Tuesday, February 11, 2014

From an Alternate Universe - Meet the Anti-Beedo

Or, A Theoretical Framework for Building the Sandbox Megadungeon

Yesterday's post concluded with this delightful challenge:
Pick One:  Do I want to spend my time working on the kind of dungeon that I, as referee, will never expect to finish, or work on the kind of dungeon the players will never expect to finish?

Although I've called out various projects on the blog as "megadungeons", I would submit they fall more into the camp of 'dungeons I may never finish' rather than 'dungeons so large the players may never finish them'.  It's very hard to write both briefly and evocatively, so they end up more detailed and wordy than I'd like, and my pace of development is usually just ahead of the players instead of miles ahead of them.  One snap of burnout or gamer attention deficit disorder, and BAM - we're on to something else, like Cthulhu gaming.  Then who knows if they'll ever get finished.

Let's take a look at how Harrow Home is being constructed.  I've previously stated the map is the very last thing that gets done by me.  I start with a notebook and create a written scheme for each level, identifying set pieces and major characters and encounter areas.  I spend a lot of time in meetings or traveling with my notebook, so I'm able to jot notes all the time.  The scope of the map is bound by the extent of my written notes.  The encounter ideas and set pieces are adjusted as necessary to fit the map, then I circle back and embellish any filler areas or empty spaces.

Maybe what follows isn't serious advice, but it goes something like this:  When you need to do something differently than how you're doing it, imagine how another person behaves, and then just act like the other guy.

So how would the Anti-Beedo approach a gigantic megadungeon project?  (Here's an aside about poor Beedo.  My blogger handle, Beedo, is gone.  I recently took the G+ plunge and it merged my G+ and blogger accounts.  Alas poor Beedo!  I knew him.  A fellow of infinite jest.  Now all of you are stuck with me).

Our imaginary Anti-Beedo starts with the map - the bigger the better.  I'm not terribly creative at drawing, so let's go find an appropriate random dungeon generator.  (If you know of a random generator you like, the Anti-Beedo would be grateful if you shared it in the comments).

Next up, the Anti-Beedo needs to quickly stock this monstrous thing.  I have no problem 'programming' in Excel to create a random dungeon stocker; I've frequently used the algorithms from Moldvay's Basic.  The content is another matter.

First off, you'll need a gigantic bestiary to go along with those gigantic maps.  I really liked the encounter tables from AD&D Monster Manual 2, from back in the day.  All the monsters were given ratings of Common, Uncommon, Rare, and Very Rare, and the encounter tables used bell curves assigning rarity based on a slot in the curve.  I could get behind that type of approach for structuring a large bestiary.

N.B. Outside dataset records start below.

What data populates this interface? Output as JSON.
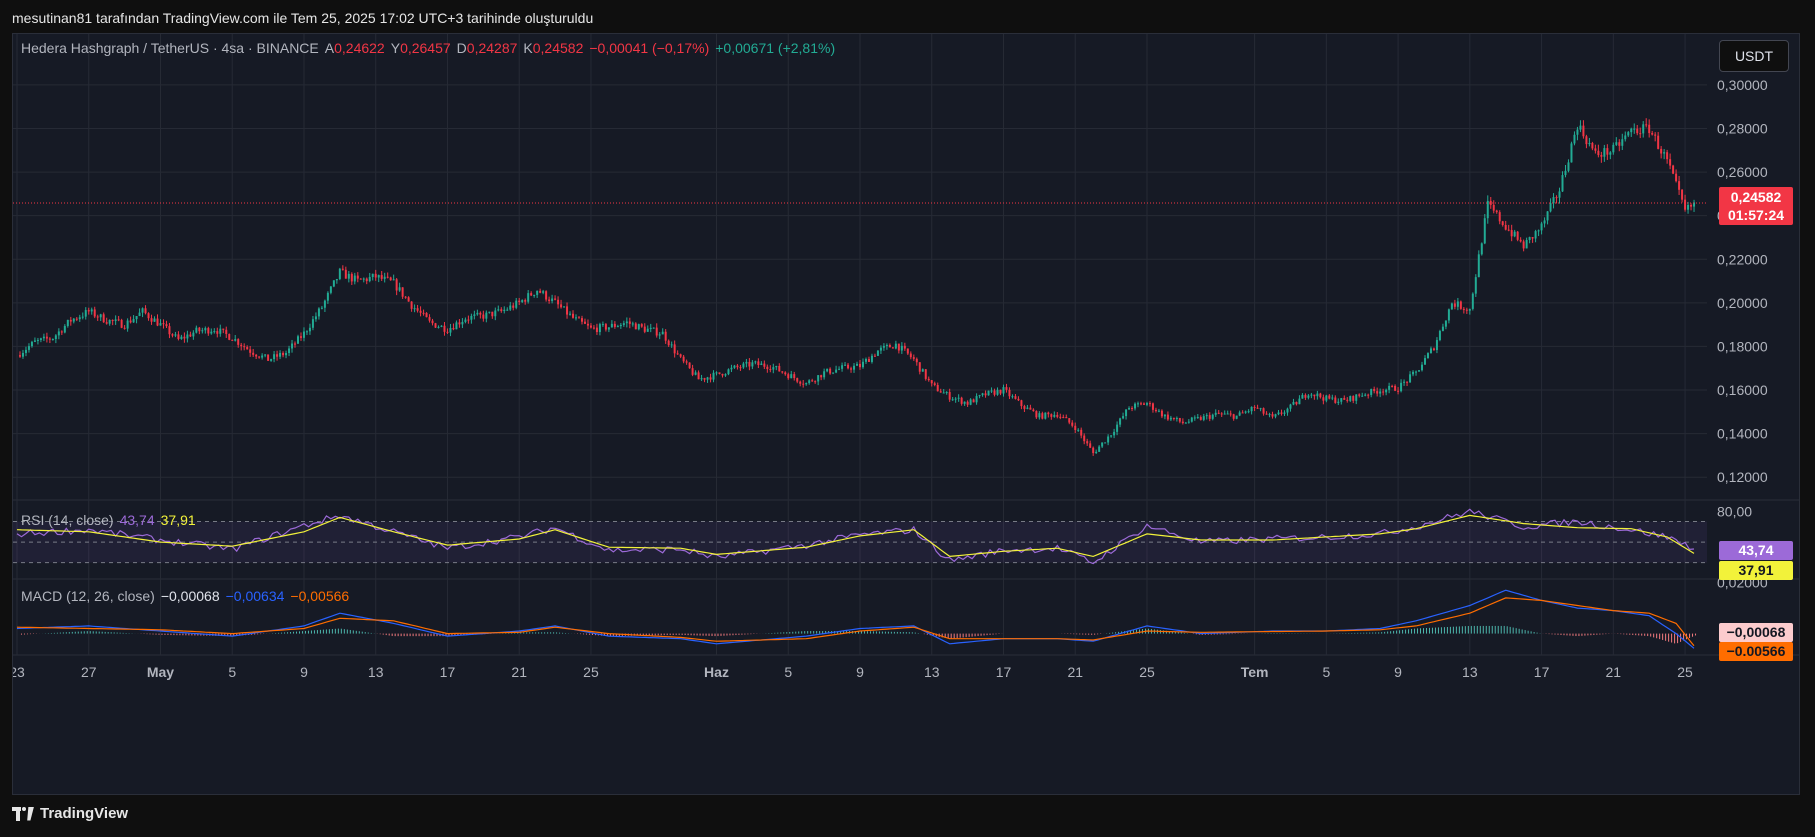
{
  "caption": "mesutinan81 tarafından TradingView.com ile Tem 25, 2025 17:02 UTC+3 tarihinde oluşturuldu",
  "footer": {
    "brand": "TradingView",
    "logo_icon": "tradingview-logo-icon"
  },
  "header": {
    "symbol": "Hedera Hashgraph / TetherUS · 4sa · BINANCE",
    "open_label": "A",
    "open": "0,24622",
    "high_label": "Y",
    "high": "0,26457",
    "low_label": "D",
    "low": "0,24287",
    "close_label": "K",
    "close": "0,24582",
    "change": "−0,00041 (−0,17%)",
    "change2": "+0,00671 (+2,81%)",
    "currency_button": "USDT"
  },
  "badges": {
    "last_price": "0,24582",
    "countdown": "01:57:24",
    "rsi_value": "43,74",
    "rsi_ma_value": "37,91",
    "macd_value": "−0,00068",
    "signal_value": "−0.00566"
  },
  "colors": {
    "up": "#22ab94",
    "down": "#f23645",
    "rsi": "#9c6ad8",
    "rsi_ma": "#f2f23a",
    "macd": "#2962ff",
    "signal": "#ff6d00",
    "background": "#161a25",
    "grid": "#262a35"
  },
  "chart_data": [
    {
      "type": "candlestick",
      "title": "Hedera Hashgraph / TetherUS · 4sa · BINANCE",
      "ylim": [
        0.11,
        0.305
      ],
      "y_ticks": [
        "0,30000",
        "0,28000",
        "0,26000",
        "0,24000",
        "0,22000",
        "0,20000",
        "0,18000",
        "0,16000",
        "0,14000",
        "0,12000"
      ],
      "y_tick_values": [
        0.3,
        0.28,
        0.26,
        0.24,
        0.22,
        0.2,
        0.18,
        0.16,
        0.14,
        0.12
      ],
      "x_ticks": [
        "23",
        "27",
        "May",
        "5",
        "9",
        "13",
        "17",
        "21",
        "25",
        "Haz",
        "5",
        "9",
        "13",
        "17",
        "21",
        "25",
        "Tem",
        "5",
        "9",
        "13",
        "17",
        "21",
        "25"
      ],
      "x_range_days": [
        0,
        94
      ],
      "x_tick_days": [
        0,
        4,
        8,
        12,
        16,
        20,
        24,
        28,
        32,
        39,
        43,
        47,
        51,
        55,
        59,
        63,
        69,
        73,
        77,
        81,
        85,
        89,
        93
      ],
      "last_price": 0.24582,
      "key_points": [
        [
          0,
          0.176
        ],
        [
          1,
          0.182
        ],
        [
          2,
          0.184
        ],
        [
          3,
          0.192
        ],
        [
          4,
          0.196
        ],
        [
          5,
          0.192
        ],
        [
          6,
          0.19
        ],
        [
          7,
          0.196
        ],
        [
          8,
          0.19
        ],
        [
          9,
          0.183
        ],
        [
          10,
          0.187
        ],
        [
          11,
          0.188
        ],
        [
          12,
          0.184
        ],
        [
          13,
          0.178
        ],
        [
          14,
          0.174
        ],
        [
          15,
          0.177
        ],
        [
          16,
          0.186
        ],
        [
          17,
          0.198
        ],
        [
          18,
          0.214
        ],
        [
          19,
          0.21
        ],
        [
          20,
          0.212
        ],
        [
          21,
          0.209
        ],
        [
          22,
          0.199
        ],
        [
          23,
          0.191
        ],
        [
          24,
          0.188
        ],
        [
          25,
          0.193
        ],
        [
          26,
          0.194
        ],
        [
          27,
          0.196
        ],
        [
          28,
          0.2
        ],
        [
          29,
          0.206
        ],
        [
          30,
          0.2
        ],
        [
          31,
          0.193
        ],
        [
          32,
          0.188
        ],
        [
          33,
          0.189
        ],
        [
          34,
          0.191
        ],
        [
          35,
          0.188
        ],
        [
          36,
          0.186
        ],
        [
          37,
          0.174
        ],
        [
          38,
          0.165
        ],
        [
          39,
          0.167
        ],
        [
          40,
          0.17
        ],
        [
          41,
          0.172
        ],
        [
          42,
          0.171
        ],
        [
          43,
          0.167
        ],
        [
          44,
          0.163
        ],
        [
          45,
          0.168
        ],
        [
          46,
          0.17
        ],
        [
          47,
          0.171
        ],
        [
          48,
          0.178
        ],
        [
          49,
          0.181
        ],
        [
          50,
          0.174
        ],
        [
          51,
          0.162
        ],
        [
          52,
          0.157
        ],
        [
          53,
          0.154
        ],
        [
          54,
          0.158
        ],
        [
          55,
          0.16
        ],
        [
          56,
          0.153
        ],
        [
          57,
          0.148
        ],
        [
          58,
          0.149
        ],
        [
          59,
          0.143
        ],
        [
          60,
          0.131
        ],
        [
          61,
          0.14
        ],
        [
          62,
          0.152
        ],
        [
          63,
          0.154
        ],
        [
          64,
          0.148
        ],
        [
          65,
          0.145
        ],
        [
          66,
          0.147
        ],
        [
          67,
          0.149
        ],
        [
          68,
          0.148
        ],
        [
          69,
          0.152
        ],
        [
          70,
          0.147
        ],
        [
          71,
          0.152
        ],
        [
          72,
          0.159
        ],
        [
          73,
          0.156
        ],
        [
          74,
          0.155
        ],
        [
          75,
          0.158
        ],
        [
          76,
          0.16
        ],
        [
          77,
          0.161
        ],
        [
          78,
          0.168
        ],
        [
          79,
          0.18
        ],
        [
          80,
          0.2
        ],
        [
          81,
          0.197
        ],
        [
          82,
          0.245
        ],
        [
          83,
          0.235
        ],
        [
          84,
          0.226
        ],
        [
          85,
          0.235
        ],
        [
          86,
          0.252
        ],
        [
          87,
          0.282
        ],
        [
          88,
          0.268
        ],
        [
          89,
          0.27
        ],
        [
          90,
          0.279
        ],
        [
          91,
          0.28
        ],
        [
          92,
          0.265
        ],
        [
          93,
          0.242
        ],
        [
          93.6,
          0.2458
        ]
      ]
    },
    {
      "type": "line",
      "title": "RSI (14, close)",
      "value_label": "43,74",
      "ma_label": "37,91",
      "ylim": [
        15,
        90
      ],
      "bands": [
        30,
        50,
        70
      ],
      "y_ticks": [
        "80,00"
      ],
      "y_tick_values": [
        80
      ],
      "series": [
        {
          "color": "#9c6ad8",
          "key_points": [
            [
              0,
              58
            ],
            [
              4,
              62
            ],
            [
              8,
              52
            ],
            [
              12,
              43
            ],
            [
              16,
              66
            ],
            [
              18,
              76
            ],
            [
              21,
              60
            ],
            [
              24,
              44
            ],
            [
              28,
              55
            ],
            [
              30,
              64
            ],
            [
              33,
              42
            ],
            [
              37,
              43
            ],
            [
              39,
              35
            ],
            [
              44,
              47
            ],
            [
              47,
              57
            ],
            [
              50,
              62
            ],
            [
              52,
              32
            ],
            [
              55,
              42
            ],
            [
              58,
              44
            ],
            [
              60,
              30
            ],
            [
              63,
              66
            ],
            [
              66,
              50
            ],
            [
              70,
              53
            ],
            [
              73,
              55
            ],
            [
              76,
              58
            ],
            [
              78,
              65
            ],
            [
              81,
              80
            ],
            [
              84,
              65
            ],
            [
              87,
              70
            ],
            [
              90,
              62
            ],
            [
              92,
              55
            ],
            [
              93.6,
              43.74
            ]
          ]
        },
        {
          "color": "#f2f23a",
          "key_points": [
            [
              0,
              62
            ],
            [
              4,
              60
            ],
            [
              8,
              50
            ],
            [
              12,
              46
            ],
            [
              16,
              60
            ],
            [
              18,
              74
            ],
            [
              21,
              60
            ],
            [
              24,
              47
            ],
            [
              28,
              53
            ],
            [
              30,
              62
            ],
            [
              33,
              45
            ],
            [
              37,
              44
            ],
            [
              39,
              38
            ],
            [
              44,
              45
            ],
            [
              47,
              56
            ],
            [
              50,
              62
            ],
            [
              52,
              36
            ],
            [
              55,
              41
            ],
            [
              58,
              44
            ],
            [
              60,
              36
            ],
            [
              63,
              58
            ],
            [
              66,
              52
            ],
            [
              70,
              52
            ],
            [
              73,
              55
            ],
            [
              76,
              58
            ],
            [
              78,
              63
            ],
            [
              81,
              76
            ],
            [
              84,
              68
            ],
            [
              87,
              64
            ],
            [
              90,
              63
            ],
            [
              92,
              55
            ],
            [
              93.6,
              37.91
            ]
          ]
        }
      ]
    },
    {
      "type": "line",
      "title": "MACD (12, 26, close)",
      "macd_label": "−0,00068",
      "macd_blue_label": "−0,00634",
      "signal_label": "−0,00566",
      "ylim": [
        -0.008,
        0.021
      ],
      "y_ticks": [
        "0,02000"
      ],
      "y_tick_values": [
        0.02
      ],
      "series": [
        {
          "name": "MACD",
          "color": "#2962ff",
          "key_points": [
            [
              0,
              0.002
            ],
            [
              4,
              0.003
            ],
            [
              8,
              0.001
            ],
            [
              12,
              -0.001
            ],
            [
              16,
              0.003
            ],
            [
              18,
              0.008
            ],
            [
              21,
              0.004
            ],
            [
              24,
              -0.001
            ],
            [
              28,
              0.001
            ],
            [
              30,
              0.003
            ],
            [
              33,
              -0.001
            ],
            [
              37,
              -0.002
            ],
            [
              39,
              -0.004
            ],
            [
              44,
              -0.001
            ],
            [
              47,
              0.002
            ],
            [
              50,
              0.003
            ],
            [
              52,
              -0.004
            ],
            [
              55,
              -0.002
            ],
            [
              58,
              -0.002
            ],
            [
              60,
              -0.003
            ],
            [
              63,
              0.003
            ],
            [
              66,
              0.0
            ],
            [
              70,
              0.001
            ],
            [
              73,
              0.001
            ],
            [
              76,
              0.002
            ],
            [
              78,
              0.005
            ],
            [
              81,
              0.011
            ],
            [
              83,
              0.017
            ],
            [
              85,
              0.013
            ],
            [
              87,
              0.01
            ],
            [
              89,
              0.009
            ],
            [
              91,
              0.007
            ],
            [
              92.5,
              0.0
            ],
            [
              93.6,
              -0.00634
            ]
          ]
        },
        {
          "name": "Signal",
          "color": "#ff6d00",
          "key_points": [
            [
              0,
              0.0025
            ],
            [
              4,
              0.002
            ],
            [
              8,
              0.0015
            ],
            [
              12,
              0.0
            ],
            [
              16,
              0.002
            ],
            [
              18,
              0.006
            ],
            [
              21,
              0.005
            ],
            [
              24,
              0.0
            ],
            [
              28,
              0.0005
            ],
            [
              30,
              0.0025
            ],
            [
              33,
              0.0
            ],
            [
              37,
              -0.0015
            ],
            [
              39,
              -0.003
            ],
            [
              44,
              -0.002
            ],
            [
              47,
              0.001
            ],
            [
              50,
              0.0025
            ],
            [
              52,
              -0.002
            ],
            [
              55,
              -0.002
            ],
            [
              58,
              -0.002
            ],
            [
              60,
              -0.0025
            ],
            [
              63,
              0.001
            ],
            [
              66,
              0.0005
            ],
            [
              70,
              0.0008
            ],
            [
              73,
              0.001
            ],
            [
              76,
              0.0015
            ],
            [
              78,
              0.003
            ],
            [
              81,
              0.008
            ],
            [
              83,
              0.014
            ],
            [
              85,
              0.013
            ],
            [
              87,
              0.011
            ],
            [
              89,
              0.009
            ],
            [
              91,
              0.008
            ],
            [
              92.5,
              0.004
            ],
            [
              93.6,
              -0.00566
            ]
          ]
        }
      ]
    }
  ]
}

The esteemed Hack and Slash blog has a lot of resources for generating tricks and traps - I've used Courtney's trap generation tables plenty (check out the OSR resources area in his sidebar).  That'd be my first place to help fill out random stockers for tricks and traps.  I had heard someone was putting an index together for the 1d12 guy - The Dungeon Dozen (indeed - there is a fantastic index here).  Are there any other resources you guys like to use for tricks, traps, and specials?

You see where this is going.  Phase 1 of the Anti-Beedo's project is to draw maps - huge maps.  Anti-Beedo starts with the task I usually do dead last.  Phase 2 involves the creation of a giant bestiary, and tables for generating flavorful tricks, traps, and specials.  While I spend my time on "story" and cool encounter ideas, the Anti-Beedo mocks at such efforts this early in the process.  Randomize it up, baby.  Run your crazy dungeon stocker algorithm through dice rolls, Excel, a programming language, whatever.  Voila, you have the barebones for an instant megadungeon.  A gigantic megadungeon.

Phase 3 is actually going through the room by room descriptions and jotting in some brief notes that make sense of it all - incorporating the dungeon's back story, adding motivations or plots to the inhabitants, creating explanations for the placement of lairs, and so forth.  The stuff I usually do first, the Anti-Beedo tackles last.  And instead of jotting idle thoughts in his spare time months in advance, the Anti-Beedo saves it for game prep the week of the game.  He's all about the "just in time preparation".

Up until now, this has been a thought experiment.  Should it go any further?  Could I take one of my ideas and jam it through the Anti-Beedo's madness and see what comes out the other side?  I'm intrigued that the end result is potentially a vast, lightly detailed locale that provides a strong framework for improvisation - but allows the referee to elaborate between sessions.